Some of your employees may be parents, and with the school holidays fast approaching they’ll be wanting to spend time with their kids. So should you give their holiday requests priority over those of non-parents?
You could, but it would be a bad idea…
What the law says about holiday requests
The Working Time Regulations 1998 say that you need to give your staff a minimum of 5.6 weeks’ worth of holidays. It’s up to you how and when to allocate those days.
So if your business is going through a busy period and you can’t afford to have too many staff away from work, you’re well within your rights to deny holiday requests.
The law also doesn’t state that you need to give priority to parents.
Treat your staff equally
The main reason why you shouldn’t give parents priority is less to do with the law, and more to do with staff morale.
If you give preferential treatment to those with kids, your other employees could complain that you’re treating them unfairly.

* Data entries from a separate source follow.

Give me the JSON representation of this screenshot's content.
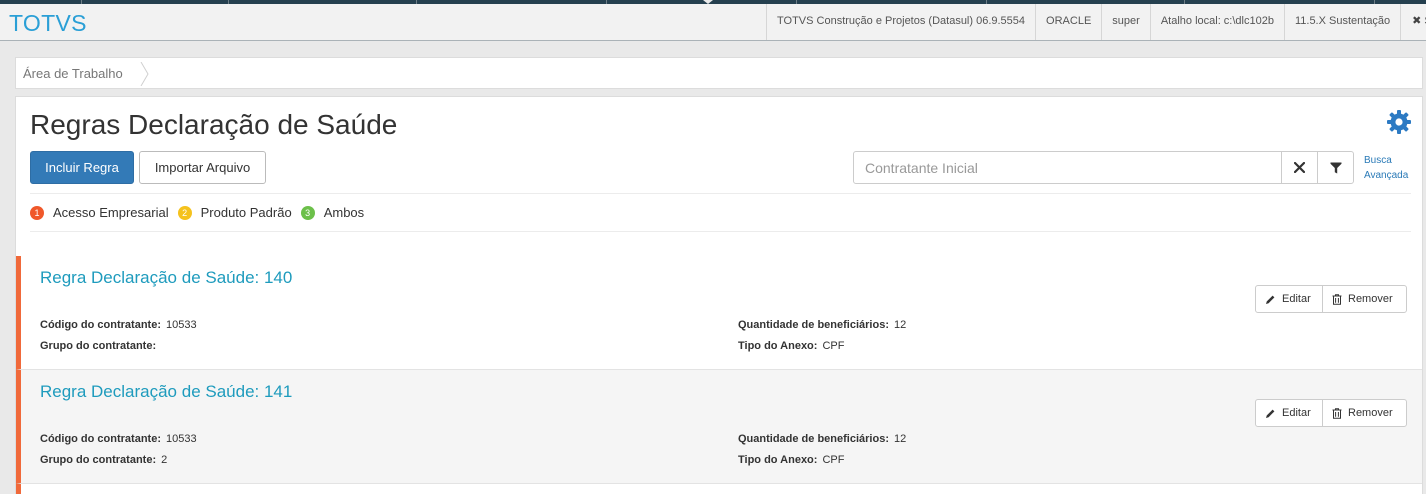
{
  "app": {
    "brand": "TOTVS"
  },
  "topbar": {
    "product": "TOTVS Construção e Projetos (Datasul) 06.9.5554",
    "database": "ORACLE",
    "user": "super",
    "shortcut": "Atalho local: c:\\dlc102b",
    "version": "11.5.X Sustentação",
    "exit": "Sa"
  },
  "breadcrumb": {
    "item": "Área de Trabalho"
  },
  "page": {
    "title": "Regras Declaração de Saúde",
    "include_button": "Incluir Regra",
    "import_button": "Importar Arquivo",
    "search": {
      "placeholder": "Contratante Inicial",
      "value": ""
    },
    "advanced_search_line1": "Busca",
    "advanced_search_line2": "Avançada"
  },
  "legend": [
    {
      "number": "1",
      "label": "Acesso Empresarial",
      "color": "#f0582a"
    },
    {
      "number": "2",
      "label": "Produto Padrão",
      "color": "#f5c21d"
    },
    {
      "number": "3",
      "label": "Ambos",
      "color": "#6cc04a"
    }
  ],
  "labels": {
    "codigo": "Código do contratante:",
    "grupo": "Grupo do contratante:",
    "quantidade": "Quantidade de beneficiários:",
    "tipo": "Tipo do Anexo:",
    "edit": "Editar",
    "remove": "Remover"
  },
  "rules": [
    {
      "title": "Regra Declaração de Saúde: 140",
      "codigo": "10533",
      "grupo": "",
      "quantidade": "12",
      "tipo": "CPF"
    },
    {
      "title": "Regra Declaração de Saúde: 141",
      "codigo": "10533",
      "grupo": "2",
      "quantidade": "12",
      "tipo": "CPF"
    }
  ],
  "colors": {
    "accent": "#337ab7",
    "brand": "#2a9fd6",
    "card_border": "#f0693a",
    "title_link": "#1e9bbd"
  }
}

The problem is that by denying parents’ holiday requests, you’re stopping them from spending time with their kids. This could make them resent you and cause their productivity to drop.
So how on earth do you keep everyone happy?
Create an annual leave policy
The easiest way to keep everyone happy and avoid disputes is to come up with an annual leave policy.
A basic policy should outline:
• How your staff put in requests for leave.
• How much notice they need to give you.
• How you’ll accept requests, such as on a first-come, first-served basis only.
While you shouldn’t favour them, you could encourage employees with families to put in requests as early as possible to avoid disappointment.
You could also include:
• A quota on how many employees can take holidays at the same time.
• The maximum length of continuous leave an employee can take. Most companies have a limit of ten working days.
• Any seasonal restriction you want to put in place, such as the Christmas period.
Let your staff down gently
Whether they’re parents or not, your employees value their time off. They’ll probably be annoyed when you turn down their holiday requests, so you should always explain your reasons for doing so. As a compromise, you could offer them alternative dates during quieter periods.
Time off for dependants
It’s worth mentioning that when your staff need to take time off to deal with unexpected child caring issues, they’re entitled to time off to deal with said issues. This is known as time off for dependants and doesn’t include holidays.
There’s nothing to stop you from giving leave to parents and non-parents at the same time. If you can cope, by all means do.
But if you do need to deny leave requests, just remember to be fair and transparent.